Google Links First-Ever Zero-Day Discovery to AI-Assisted Hacking

Google’s Threat Intelligence Group says it has, for the first time, found evidence that a criminal group used artificial intelligence to help discover and weaponize a zero-day vulnerability, adding a concrete case study to mounting concerns about AI’s role in cybersecurity.

In a report published Monday, the Google Threat Intelligence Group (GTIG) detailed how it disrupted a planned mass exploitation campaign built around a previously unknown software flaw. The company did not name the threat actor, but described it as a “prominent” cybercrime group.

The incident centres on a zero-day vulnerability buried inside a Python script. Zero-days are serious security gaps in software or hardware that are unknown to the vendor, leaving developers with “zero days” to fix them before attackers can take advantage.

According to Google’s analysis, the exploit would have allowed attackers to bypass two-factor authentication on a popular, open-source, web-based system administration tool. The specific product was not identified. Even with the bypass, the hackers would still have needed valid user credentials for the attack to succeed, Google noted.

GTIG says it worked with the affected vendor to disclose and address the flaw before the cybercriminals could deploy it at scale. Google believes it successfully prevented the vulnerability from being used in the planned mass campaign.

What makes the case stand out is Google’s assessment of how the exploit was created. The company says it has “high confidence” that an AI model helped the attackers both find and weaponize the vulnerability. That judgment is based on the style and structure of the exploit code rather than direct access to attacker tooling.

In its report, Google points to several hallmarks it associates with output from modern large language models (LLMs):

• An “abundance of educational docstrings” embedded in the script.
• A “hallucinated” CVSS score, a made-up severity rating that resembles formal vulnerability scoring but does not correspond to an established reference.
• A structured, “textbook” Python format characteristic of LLM training data, including detailed help menus.
• Use of a clean _C ANSI colour class, which the report describes as aligning with code patterns commonly seen in LLM-generated examples.

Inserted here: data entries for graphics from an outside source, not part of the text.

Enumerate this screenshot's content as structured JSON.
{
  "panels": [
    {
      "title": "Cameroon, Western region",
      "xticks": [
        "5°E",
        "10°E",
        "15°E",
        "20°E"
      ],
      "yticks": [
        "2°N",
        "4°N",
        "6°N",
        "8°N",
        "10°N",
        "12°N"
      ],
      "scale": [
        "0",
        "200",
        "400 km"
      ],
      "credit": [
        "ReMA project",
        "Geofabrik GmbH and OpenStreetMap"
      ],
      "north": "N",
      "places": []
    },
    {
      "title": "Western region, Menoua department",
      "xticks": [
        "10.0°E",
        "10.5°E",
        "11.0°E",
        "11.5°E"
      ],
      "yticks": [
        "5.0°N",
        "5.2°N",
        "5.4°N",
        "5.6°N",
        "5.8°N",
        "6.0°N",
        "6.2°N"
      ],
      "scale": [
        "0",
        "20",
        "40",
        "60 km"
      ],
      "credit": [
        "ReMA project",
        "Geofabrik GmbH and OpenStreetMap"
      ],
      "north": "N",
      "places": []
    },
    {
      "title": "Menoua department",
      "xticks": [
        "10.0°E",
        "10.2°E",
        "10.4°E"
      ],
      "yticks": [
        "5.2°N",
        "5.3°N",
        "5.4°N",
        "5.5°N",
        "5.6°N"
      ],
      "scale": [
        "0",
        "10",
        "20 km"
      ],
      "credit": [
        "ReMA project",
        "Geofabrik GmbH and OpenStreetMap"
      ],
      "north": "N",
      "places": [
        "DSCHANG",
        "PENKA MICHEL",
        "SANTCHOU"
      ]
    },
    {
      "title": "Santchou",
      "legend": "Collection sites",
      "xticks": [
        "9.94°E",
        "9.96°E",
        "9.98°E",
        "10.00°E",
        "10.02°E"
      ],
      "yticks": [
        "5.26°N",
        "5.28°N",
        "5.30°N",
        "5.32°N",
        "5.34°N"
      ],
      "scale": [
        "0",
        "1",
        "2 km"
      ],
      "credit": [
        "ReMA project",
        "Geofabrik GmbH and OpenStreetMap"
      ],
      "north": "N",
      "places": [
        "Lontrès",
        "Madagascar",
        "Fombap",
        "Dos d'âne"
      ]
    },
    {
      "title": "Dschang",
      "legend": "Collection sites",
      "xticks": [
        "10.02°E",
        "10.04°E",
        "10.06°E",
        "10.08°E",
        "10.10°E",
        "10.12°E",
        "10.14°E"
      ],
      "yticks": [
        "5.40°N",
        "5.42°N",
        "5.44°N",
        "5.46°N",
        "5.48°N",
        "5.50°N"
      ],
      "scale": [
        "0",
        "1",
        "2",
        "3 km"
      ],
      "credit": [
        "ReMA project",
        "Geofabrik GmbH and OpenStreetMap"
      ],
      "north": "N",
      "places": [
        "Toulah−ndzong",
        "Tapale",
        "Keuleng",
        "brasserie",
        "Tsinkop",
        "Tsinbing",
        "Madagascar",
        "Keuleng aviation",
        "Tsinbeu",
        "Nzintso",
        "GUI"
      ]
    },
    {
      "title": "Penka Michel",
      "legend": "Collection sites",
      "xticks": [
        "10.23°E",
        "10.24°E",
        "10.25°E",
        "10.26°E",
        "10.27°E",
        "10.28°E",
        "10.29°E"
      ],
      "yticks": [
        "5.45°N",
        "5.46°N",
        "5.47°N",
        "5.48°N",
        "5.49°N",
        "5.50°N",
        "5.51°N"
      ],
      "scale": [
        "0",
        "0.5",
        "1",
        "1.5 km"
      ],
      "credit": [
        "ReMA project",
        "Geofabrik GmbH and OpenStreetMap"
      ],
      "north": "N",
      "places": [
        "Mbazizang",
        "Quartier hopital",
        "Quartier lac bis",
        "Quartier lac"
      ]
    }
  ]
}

Those features collectively led GTIG to conclude that a generative AI system likely assisted the attackers in discovering and packaging the exploit. Google also says it does not believe its own Gemini model was involved, though it does not identify which AI system it suspects was used.

The finding arrives as advanced AI models designed specifically for security work are themselves under the microscope. Anthropic’s Mythos model, in particular, has drawn attention for its potential to uncover vulnerabilities in code and for the company’s decision to restrict access.

Mythos has been released only to a select set of companies, organisations, and governments through a controlled program aimed at helping them test and strengthen their cybersecurity. That limited rollout has sparked broader policy interest. The report notes that the restricted release created enough of a stir that it pushed the Trump administration to consider easing tensions with Anthropic in order to secure agreements with more AI companies, giving the U.S. government opportunities to review certain models before they are released widely.

Even so, some security professionals question whether Mythos lives up to the hype. Curl lead developer Daniel Stenberg offered a sceptical view after taking part in Anthropic’s Project Glasswing, an initiative where organisations can submit code for Mythos to analyse for security issues.

Stenberg says his team received a report from Anthropic listing five “confirmed security vulnerabilities” in Curl’s codebase. On closer examination, they concluded that only one of those issues was both legitimate and previously unknown. The rest, by their assessment, did not meet that bar.

In a blog post, Stenberg described the surrounding excitement about Mythos as largely a “successful marketing stunt,” arguing that he has seen no compelling evidence that the system finds security issues at a meaningfully higher level than existing tools. In his view, the outcomes so far do not clearly surpass other vulnerability detection approaches that predate Mythos.

Those mixed results underscore a central tension: the same AI capabilities that can assist developers and defenders in spotting subtle bugs or misconfigurations can also help attackers automate research, explore edge cases in complex systems, and rapidly prototype exploits. Google’s latest finding adds a concrete example of that risk, at least as the company interprets the evidence.

For now, GTIG’s account stops short of naming the targeted software, the attackers, or the AI system involved. But by publicly linking a real-world zero-day case to AI-assisted discovery, Google is signalling that this is no longer a purely theoretical scenario. The debate over how to govern powerful AI models and who gets to probe them before public release is likely to intensify as more such incidents come to light.